Annoncé depuis longtemps, le développement à grande échelle du véhicule électrique pourrait enfin débuter dans les toutes prochaines années, du fait des dernières évolutions tant sociales que technologiques. Les différentes projections tablent sur une part de marché du véhicule électrique de 5 % à 10 % d’ici 10 ans, soit 1 à 3 millions de véhicules en France.
A l’échelle mondiale, une étude du MIT prévoit que 10 millions de véhicules électriques seront en circulation en 2016.
Or l’assurance automobile constitue un produit clé pour les assureurs : produit d’appel, il représente 40 % du marché de l’assurance dommages et s’adresse d’abord aux particuliers[1], mais aussi aux professionnels ou aux entreprises[2]. Depuis plusieurs années, ce marché est atone : le volume des cotisations stagne voire régresse, les clients sont plutôt captifs et les produits grand public se montrent peu différenciants. Dans ce contexte morose, une assurance attractive pour les véhicules électriques pourrait donc constituer la clé de la croissance pour les précurseurs. En effet, elle leur permettrait d’attirer de nouveaux clients aux dépends de la concurrence, tout en améliorant leur image en les positionnant comme acteur du développement durable.
Un nouveau produit d’assurance à concevoir
Pour concevoir une offre attractive, une des deux conditions suivantes est nécessaire : des tarifs plus faibles que pour les véhicules traditionnels et des conditions spécifiques aux véhicules électriques incluant des innovations propres à ces véhicules. La première condition est aujourd’hui déjà remplie puisque plusieurs sociétés proposent des offres d’assurance pour voitures électriques à un prix moindre que celui des véhicules à essence. De plus, à court terme, tant que les volumes de véhicules électriques resteront très faibles, les assureurs pourront proposer des offres à moindre coût, voire déficitaires, sans prendre des risques démesurés.
En revanche, la seconde condition est loin d’être remplie à l’heure actuelle : ces assurances aujourd’hui commercialisées ne sont pas spécifiques à cette nouvelle motorisation mais consistent principalement en une réduction offerte sur une assurance automobile classique. Or le challenge pour les assureurs est tout au contraire de concevoir un nouveau produit spécifique et une tarification adaptée puisque la sinistralité tout comme les garanties seront profondément affectées.
D’abord, le mode de fonctionnement du véhicule, radicalement différent, va constituer la première rupture technologique en matière de voiture grand public[3]. Les assureurs vont donc devoir suivre un long processus d’apprentissage pour acquérir les connaissances nécessaires concernant les véhicules électriques et leur sinistralité.

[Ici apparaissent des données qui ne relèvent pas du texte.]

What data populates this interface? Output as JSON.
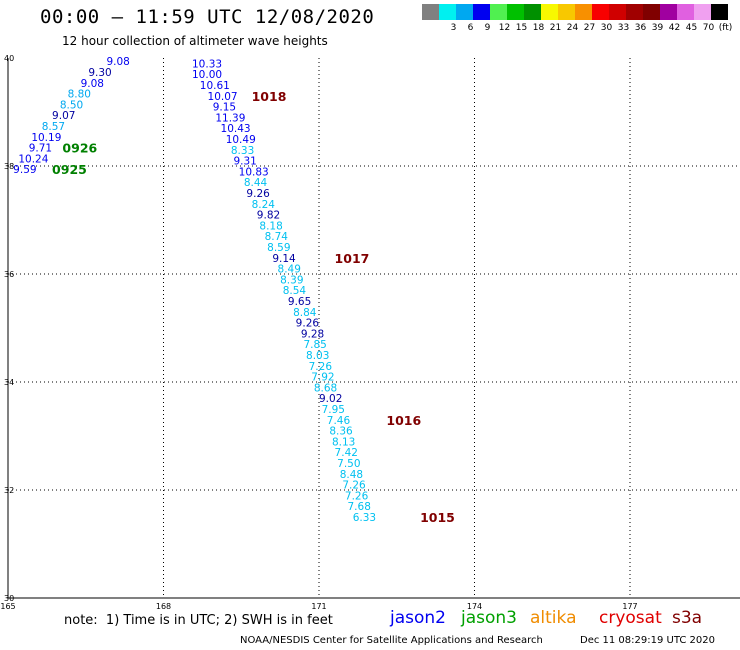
{
  "header": {
    "title": "00:00 – 11:59 UTC 12/08/2020",
    "subtitle": "12 hour collection of altimeter wave heights"
  },
  "scale": {
    "colors": [
      "#808080",
      "#00f0f0",
      "#00a8f0",
      "#0000f0",
      "#50f050",
      "#00c000",
      "#009000",
      "#f8f800",
      "#f8c800",
      "#f89000",
      "#f80000",
      "#d00000",
      "#a00000",
      "#800000",
      "#a000a0",
      "#e060e0",
      "#f0a0f0",
      "#000000"
    ],
    "labels": [
      "",
      "3",
      "6",
      "9",
      "12",
      "15",
      "18",
      "21",
      "24",
      "27",
      "30",
      "33",
      "36",
      "39",
      "42",
      "45",
      "70",
      "(ft)"
    ]
  },
  "chart_data": {
    "type": "scatter",
    "x_label_ticks": [
      "165",
      "168",
      "171",
      "174",
      "177"
    ],
    "y_label_ticks": [
      "30",
      "32",
      "34",
      "36",
      "38",
      "40"
    ],
    "xlim": [
      165,
      179
    ],
    "ylim": [
      30,
      40
    ],
    "points": [
      {
        "lon": 166.9,
        "lat": 39.94,
        "v": "9.08",
        "c": "#0000f0"
      },
      {
        "lon": 166.55,
        "lat": 39.74,
        "v": "9.30",
        "c": "#0000a0"
      },
      {
        "lon": 166.4,
        "lat": 39.54,
        "v": "9.08",
        "c": "#0000f0"
      },
      {
        "lon": 166.15,
        "lat": 39.34,
        "v": "8.80",
        "c": "#00a8f0"
      },
      {
        "lon": 166.0,
        "lat": 39.14,
        "v": "8.50",
        "c": "#00a8f0"
      },
      {
        "lon": 165.85,
        "lat": 38.94,
        "v": "9.07",
        "c": "#0000a0"
      },
      {
        "lon": 165.65,
        "lat": 38.74,
        "v": "8.57",
        "c": "#00a8f0"
      },
      {
        "lon": 165.45,
        "lat": 38.54,
        "v": "10.19",
        "c": "#0000f0"
      },
      {
        "lon": 165.4,
        "lat": 38.34,
        "v": "9.71",
        "c": "#0000f0"
      },
      {
        "lon": 165.2,
        "lat": 38.14,
        "v": "10.24",
        "c": "#0000f0"
      },
      {
        "lon": 165.1,
        "lat": 37.94,
        "v": "9.59",
        "c": "#0000f0"
      },
      {
        "lon": 168.55,
        "lat": 39.9,
        "v": "10.33",
        "c": "#0000f0"
      },
      {
        "lon": 168.55,
        "lat": 39.7,
        "v": "10.00",
        "c": "#0000f0"
      },
      {
        "lon": 168.7,
        "lat": 39.5,
        "v": "10.61",
        "c": "#0000f0"
      },
      {
        "lon": 168.85,
        "lat": 39.3,
        "v": "10.07",
        "c": "#0000f0"
      },
      {
        "lon": 168.95,
        "lat": 39.1,
        "v": "9.15",
        "c": "#0000f0"
      },
      {
        "lon": 169.0,
        "lat": 38.9,
        "v": "11.39",
        "c": "#0000f0"
      },
      {
        "lon": 169.1,
        "lat": 38.7,
        "v": "10.43",
        "c": "#0000f0"
      },
      {
        "lon": 169.2,
        "lat": 38.5,
        "v": "10.49",
        "c": "#0000f0"
      },
      {
        "lon": 169.3,
        "lat": 38.3,
        "v": "8.33",
        "c": "#00c0f0"
      },
      {
        "lon": 169.35,
        "lat": 38.1,
        "v": "9.31",
        "c": "#0000f0"
      },
      {
        "lon": 169.45,
        "lat": 37.9,
        "v": "10.83",
        "c": "#0000f0"
      },
      {
        "lon": 169.55,
        "lat": 37.7,
        "v": "8.44",
        "c": "#00c0f0"
      },
      {
        "lon": 169.6,
        "lat": 37.5,
        "v": "9.26",
        "c": "#0000a0"
      },
      {
        "lon": 169.7,
        "lat": 37.3,
        "v": "8.24",
        "c": "#00c0f0"
      },
      {
        "lon": 169.8,
        "lat": 37.1,
        "v": "9.82",
        "c": "#0000a0"
      },
      {
        "lon": 169.85,
        "lat": 36.9,
        "v": "8.18",
        "c": "#00c0f0"
      },
      {
        "lon": 169.95,
        "lat": 36.7,
        "v": "8.74",
        "c": "#00c0f0"
      },
      {
        "lon": 170.0,
        "lat": 36.5,
        "v": "8.59",
        "c": "#00c0f0"
      },
      {
        "lon": 170.1,
        "lat": 36.3,
        "v": "9.14",
        "c": "#0000a0"
      },
      {
        "lon": 170.2,
        "lat": 36.1,
        "v": "8.49",
        "c": "#00c0f0"
      },
      {
        "lon": 170.25,
        "lat": 35.9,
        "v": "8.39",
        "c": "#00c0f0"
      },
      {
        "lon": 170.3,
        "lat": 35.7,
        "v": "8.54",
        "c": "#00c0f0"
      },
      {
        "lon": 170.4,
        "lat": 35.5,
        "v": "9.65",
        "c": "#0000a0"
      },
      {
        "lon": 170.5,
        "lat": 35.3,
        "v": "8.84",
        "c": "#00c0f0"
      },
      {
        "lon": 170.55,
        "lat": 35.1,
        "v": "9.26",
        "c": "#0000a0"
      },
      {
        "lon": 170.65,
        "lat": 34.9,
        "v": "9.28",
        "c": "#0000a0"
      },
      {
        "lon": 170.7,
        "lat": 34.7,
        "v": "7.85",
        "c": "#00c0f0"
      },
      {
        "lon": 170.75,
        "lat": 34.5,
        "v": "8.03",
        "c": "#00c0f0"
      },
      {
        "lon": 170.8,
        "lat": 34.3,
        "v": "7.26",
        "c": "#00c0f0"
      },
      {
        "lon": 170.85,
        "lat": 34.1,
        "v": "7.92",
        "c": "#00c0f0"
      },
      {
        "lon": 170.9,
        "lat": 33.9,
        "v": "8.68",
        "c": "#00c0f0"
      },
      {
        "lon": 171.0,
        "lat": 33.7,
        "v": "9.02",
        "c": "#0000a0"
      },
      {
        "lon": 171.05,
        "lat": 33.5,
        "v": "7.95",
        "c": "#00c0f0"
      },
      {
        "lon": 171.15,
        "lat": 33.3,
        "v": "7.46",
        "c": "#00c0f0"
      },
      {
        "lon": 171.2,
        "lat": 33.1,
        "v": "8.36",
        "c": "#00c0f0"
      },
      {
        "lon": 171.25,
        "lat": 32.9,
        "v": "8.13",
        "c": "#00c0f0"
      },
      {
        "lon": 171.3,
        "lat": 32.7,
        "v": "7.42",
        "c": "#00c0f0"
      },
      {
        "lon": 171.35,
        "lat": 32.5,
        "v": "7.50",
        "c": "#00c0f0"
      },
      {
        "lon": 171.4,
        "lat": 32.3,
        "v": "8.48",
        "c": "#00c0f0"
      },
      {
        "lon": 171.45,
        "lat": 32.1,
        "v": "7.26",
        "c": "#00c0f0"
      },
      {
        "lon": 171.5,
        "lat": 31.9,
        "v": "7.26",
        "c": "#00c0f0"
      },
      {
        "lon": 171.55,
        "lat": 31.7,
        "v": "7.68",
        "c": "#00c0f0"
      },
      {
        "lon": 171.65,
        "lat": 31.5,
        "v": "6.33",
        "c": "#00c0f0"
      }
    ],
    "time_labels": [
      {
        "lon": 169.7,
        "lat": 39.3,
        "t": "1018",
        "c": "#800000"
      },
      {
        "lon": 166.05,
        "lat": 38.34,
        "t": "0926",
        "c": "#008000"
      },
      {
        "lon": 165.85,
        "lat": 37.94,
        "t": "0925",
        "c": "#008000"
      },
      {
        "lon": 171.3,
        "lat": 36.3,
        "t": "1017",
        "c": "#800000"
      },
      {
        "lon": 172.3,
        "lat": 33.3,
        "t": "1016",
        "c": "#800000"
      },
      {
        "lon": 172.95,
        "lat": 31.5,
        "t": "1015",
        "c": "#800000"
      }
    ]
  },
  "footer": {
    "note": "note:  1) Time is in UTC; 2) SWH is in feet",
    "satellites": [
      {
        "name": "jason2",
        "color": "#0000f0"
      },
      {
        "name": "jason3",
        "color": "#00a000"
      },
      {
        "name": "altika",
        "color": "#f08c00"
      },
      {
        "name": "cryosat",
        "color": "#e00000"
      },
      {
        "name": "s3a",
        "color": "#800000"
      }
    ],
    "credit": "NOAA/NESDIS Center for Satellite Applications and Research",
    "timestamp": "Dec 11 08:29:19 UTC 2020"
  }
}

A l’heure actuelle, le retour d’expérience est très faible, sur le véhicule électrique en général, et sur chacun des modèles en particulier. De plus, certains de ces modèles sont conçus par des sociétés jusque là inconnues dans l’automobile. En premier lieu la Blue car, véhicule retenu pour l’Autolib dans l’agglomération parisienne, est développée par la Bolloré. En termes de tarification, le niveau de fiabilité aura un impact potentiellement important sur le coût des garanties d’assistance ou dépannage, aujourd’hui inclues dans la plupart des contrats. De plus, certains risques pourraient augmenter en fréquence, tels les incendies dans les parkings, et d’autres apparaître, comme l’électrisation de tierces personnes.
Outre le fonctionnement, l’usage sera également différent, avec là encore, un impact notable sur la tarification et de nouvelles garanties correspondant à cet usage particulier à inventer. D’une part, les véhicules électriques étant destinés essentiellement à un usage urbain, la sinistralité sera principalement citadine avec par exemple une vitesse moyenne réduite. D’autre part, en raison du coût prohibitif des batteries, des modes d’utilisation et d’acquisition alternatifs vont très certainement se développer : autopartage, location longue durée, propriété du véhicule mais avec location des batteries etc. En particulier, les constructeurs pourraient avoir tout intérêt à louer ces véhicules autant pour garder la maîtrise de cette technologie naissante que pour offrir à leur clientèle un produit plus compétitif. Ces modalités détermineront l’identité du propriétaire et donc du client des assureurs : le conducteur du véhicule, le loueur du véhicule ou encore celui de la batterie.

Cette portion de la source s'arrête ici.